CARIOLOGIE
Chirurgien-dentiste conseil
RSI Île-de-France Centre 139, rue de Saussure 75017 Paris
Les pâtissiers travaillant le sucre sont en contact permanent avec les poussières de sucre, dans des lieux de travail parfois mal ventilés. Ces vapeurs alliées à certains gestes professionnels entraînent un risque important de carie caractéristique, dite carie du pâtissier. On constate en outre que c’est une profession qui consomme globalement plus d’actes dentaires que les autres professions indépendantes, montrant ainsi la prévalence des problèmes dentaires. Il existe toutefois une partie de cette profession qui n’a que peu recours aux soins. Afin de sensibiliser les chefs d’entreprise boulangers-pâtissiers de Paris et de la Seine-Saint-Denis qui n’avaient pas eu de remboursement d’actes dentaires depuis 3 ans, le Régime social des indépendants (RSI) d’Île-de-France les a invités, en 2009, à un examen de dépistage avec entretien personnalisé : en effet, certaines mesures de prévention au niveau du poste de travail et des règles d’hygiène bucco-dentaire peuvent permettre de diminuer ce risque.
La France compte environ 34 000 artisans boulangers-pâtissiers et 100 000 salariés dans cette branche.
Selon des études menées par le régime des professions indépendantes (RSI), les boulangers-pâtissiers de 35 ans ont plus de dents absentes, cariées ou obturées que les artisans commerçants du même âge [1]. Le taux d’incidence de la carie est de 2 à 3 fois plus élevé chez les apprentis pâtissiers que dans les autres professions indépendantes [2].
Le sucre, présent dans tous les laboratoires de pâtisserie, joue un rôle primordial dans la fabrication des préparations. Les pâtissiers sont exposés en permanence aux différents hydrates de carbone : saccharose (sucre cristallisé, sucre semoule, sucre glace), glucose, fructose, notamment sous forme de particules sucrées en suspension dans l’air.
Ces différents types de sucres représentent des facteurs cariogènes qui sont alliés à des gestes professionnels à risque : la cuisson du sucre, le tamisage du sucre glace dans un environnement rempli de sucre volatil en suspension ainsi que le fait de goûter en permanence les préparations sucrées [3].
À ces facteurs de risque professionnels spécifiques s’ajoutent bien évidemment les facteurs de risque individuels habituels comme la prédisposition familiale, l’absence de brossage régulier pendant la journée de travail, l’absence de suivi dentaire et une alimentation déstructurée du type grignotage [4] liée au rythme de travail [5].
On sait que les risques modifiables permettant de limiter le développement de la carie dentaire sont l’hygiène bucco-dentaire et le brossage régulier et répété des dents pendant la journée de travail ainsi qu’une visite chez le chirurgien-dentiste 1 ou 2 fois par an.

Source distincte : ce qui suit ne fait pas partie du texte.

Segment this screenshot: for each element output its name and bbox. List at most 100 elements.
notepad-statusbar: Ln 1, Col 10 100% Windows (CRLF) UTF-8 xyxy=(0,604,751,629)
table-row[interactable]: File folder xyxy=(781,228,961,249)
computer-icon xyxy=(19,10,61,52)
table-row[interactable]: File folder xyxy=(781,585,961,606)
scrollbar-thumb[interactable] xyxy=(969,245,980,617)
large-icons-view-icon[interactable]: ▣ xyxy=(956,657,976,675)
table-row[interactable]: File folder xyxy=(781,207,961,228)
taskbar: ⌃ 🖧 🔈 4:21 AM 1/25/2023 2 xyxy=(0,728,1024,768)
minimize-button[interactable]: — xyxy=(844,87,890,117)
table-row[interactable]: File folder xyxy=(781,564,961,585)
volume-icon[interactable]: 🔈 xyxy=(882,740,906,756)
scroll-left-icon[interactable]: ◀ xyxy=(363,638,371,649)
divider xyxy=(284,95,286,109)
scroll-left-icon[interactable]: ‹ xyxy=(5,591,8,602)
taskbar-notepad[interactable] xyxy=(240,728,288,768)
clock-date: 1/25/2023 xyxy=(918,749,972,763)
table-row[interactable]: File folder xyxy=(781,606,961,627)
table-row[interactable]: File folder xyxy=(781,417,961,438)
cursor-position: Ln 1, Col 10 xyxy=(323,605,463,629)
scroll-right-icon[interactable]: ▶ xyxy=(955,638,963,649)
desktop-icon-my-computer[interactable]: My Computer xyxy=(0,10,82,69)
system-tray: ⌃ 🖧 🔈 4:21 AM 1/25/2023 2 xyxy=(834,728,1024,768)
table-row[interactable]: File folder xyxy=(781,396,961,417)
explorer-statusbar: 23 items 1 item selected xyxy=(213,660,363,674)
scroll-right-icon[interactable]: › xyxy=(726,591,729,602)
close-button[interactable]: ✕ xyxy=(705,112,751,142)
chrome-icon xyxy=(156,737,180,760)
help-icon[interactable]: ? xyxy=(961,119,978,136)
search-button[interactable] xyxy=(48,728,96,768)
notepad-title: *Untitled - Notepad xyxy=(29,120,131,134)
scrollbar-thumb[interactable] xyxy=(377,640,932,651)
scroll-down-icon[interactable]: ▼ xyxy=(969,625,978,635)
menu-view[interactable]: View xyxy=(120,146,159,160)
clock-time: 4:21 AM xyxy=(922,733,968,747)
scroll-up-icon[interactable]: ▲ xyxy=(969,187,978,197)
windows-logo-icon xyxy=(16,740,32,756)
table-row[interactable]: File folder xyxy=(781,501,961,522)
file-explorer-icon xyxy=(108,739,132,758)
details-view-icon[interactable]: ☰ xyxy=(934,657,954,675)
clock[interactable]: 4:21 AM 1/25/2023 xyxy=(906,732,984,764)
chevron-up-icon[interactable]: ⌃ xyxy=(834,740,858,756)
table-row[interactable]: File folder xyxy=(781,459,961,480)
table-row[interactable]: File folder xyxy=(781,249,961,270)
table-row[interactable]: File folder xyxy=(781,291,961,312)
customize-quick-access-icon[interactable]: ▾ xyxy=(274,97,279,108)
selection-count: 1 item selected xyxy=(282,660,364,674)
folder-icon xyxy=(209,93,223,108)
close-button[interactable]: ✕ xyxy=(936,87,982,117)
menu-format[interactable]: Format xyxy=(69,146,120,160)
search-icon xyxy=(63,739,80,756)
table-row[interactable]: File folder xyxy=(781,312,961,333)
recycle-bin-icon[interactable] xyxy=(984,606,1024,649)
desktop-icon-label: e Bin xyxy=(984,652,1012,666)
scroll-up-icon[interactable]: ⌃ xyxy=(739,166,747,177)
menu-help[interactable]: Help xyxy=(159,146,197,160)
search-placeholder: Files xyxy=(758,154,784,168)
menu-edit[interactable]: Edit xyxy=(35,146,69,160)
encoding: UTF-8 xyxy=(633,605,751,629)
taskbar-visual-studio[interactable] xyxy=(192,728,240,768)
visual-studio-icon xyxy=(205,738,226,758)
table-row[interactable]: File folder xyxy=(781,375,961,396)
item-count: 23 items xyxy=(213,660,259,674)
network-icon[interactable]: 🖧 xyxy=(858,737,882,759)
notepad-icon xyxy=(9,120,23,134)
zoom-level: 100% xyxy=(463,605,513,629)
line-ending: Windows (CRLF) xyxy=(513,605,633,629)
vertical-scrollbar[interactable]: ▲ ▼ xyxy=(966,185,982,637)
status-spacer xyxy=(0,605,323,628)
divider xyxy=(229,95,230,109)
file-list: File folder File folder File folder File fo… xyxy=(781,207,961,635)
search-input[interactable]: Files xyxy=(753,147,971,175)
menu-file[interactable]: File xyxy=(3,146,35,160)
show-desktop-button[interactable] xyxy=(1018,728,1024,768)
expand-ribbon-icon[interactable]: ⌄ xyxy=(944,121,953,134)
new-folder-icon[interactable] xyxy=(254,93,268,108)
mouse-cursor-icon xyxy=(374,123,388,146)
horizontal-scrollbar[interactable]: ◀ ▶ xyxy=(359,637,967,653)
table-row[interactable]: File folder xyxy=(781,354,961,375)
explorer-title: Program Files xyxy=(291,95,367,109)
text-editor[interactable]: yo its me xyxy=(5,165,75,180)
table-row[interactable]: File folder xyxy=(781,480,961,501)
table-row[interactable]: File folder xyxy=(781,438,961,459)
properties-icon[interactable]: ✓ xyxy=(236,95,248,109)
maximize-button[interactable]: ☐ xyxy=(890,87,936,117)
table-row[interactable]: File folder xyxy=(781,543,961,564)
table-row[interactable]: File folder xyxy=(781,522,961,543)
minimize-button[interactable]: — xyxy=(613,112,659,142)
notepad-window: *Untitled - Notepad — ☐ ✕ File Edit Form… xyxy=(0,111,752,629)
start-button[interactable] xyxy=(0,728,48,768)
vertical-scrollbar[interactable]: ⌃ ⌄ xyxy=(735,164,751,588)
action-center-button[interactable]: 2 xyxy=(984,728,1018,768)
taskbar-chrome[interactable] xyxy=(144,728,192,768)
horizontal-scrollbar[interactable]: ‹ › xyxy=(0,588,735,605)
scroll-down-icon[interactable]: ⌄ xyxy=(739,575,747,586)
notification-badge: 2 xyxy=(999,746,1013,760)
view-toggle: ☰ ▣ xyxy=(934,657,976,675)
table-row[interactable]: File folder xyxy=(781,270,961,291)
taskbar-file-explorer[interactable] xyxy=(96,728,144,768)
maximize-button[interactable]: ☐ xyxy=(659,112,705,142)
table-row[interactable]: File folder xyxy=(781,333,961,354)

À cela s’ajoute le contrôle de la ventilation sur le lieu de travail afin de réduire la suspension du sucre dans l’air, le port du masque lors des gestes professionnels à risque et un accès à un point d’eau facile pour le brossage répété des dents.
L’installation d’une aspiration et le port du masque sont déjà fortement recommandés dans les fournils et laboratoires de pâtisserie. En effet, les poussières de farine peuvent engendrer des manifestations allergiques graves et invalidantes dans cette profession et de nombreuses campagnes de sensibilisation ont été menées [6].
Peu de données épidémiologiques existent sur cette affection dans la littérature scientifique et dans le domaine de la santé du travail. Cette pathologie est pourtant enseignée aux étudiants en chirurgie dentaire et les professionnels de la santé y sont en principe sensibilisés.
Cliniquement, c’est une carie de couleur noire ou jaune, serpigineuse, qui laisse la dent généralement indolore au début, ce qui n’incite pas à consulter [7] (fig. 1). Elle est d’évolution rapide et touche préférentiellement les dents antérieures. Cette affection est reconnue comme maladie professionnelle dans certains pays d’Europe du Nord.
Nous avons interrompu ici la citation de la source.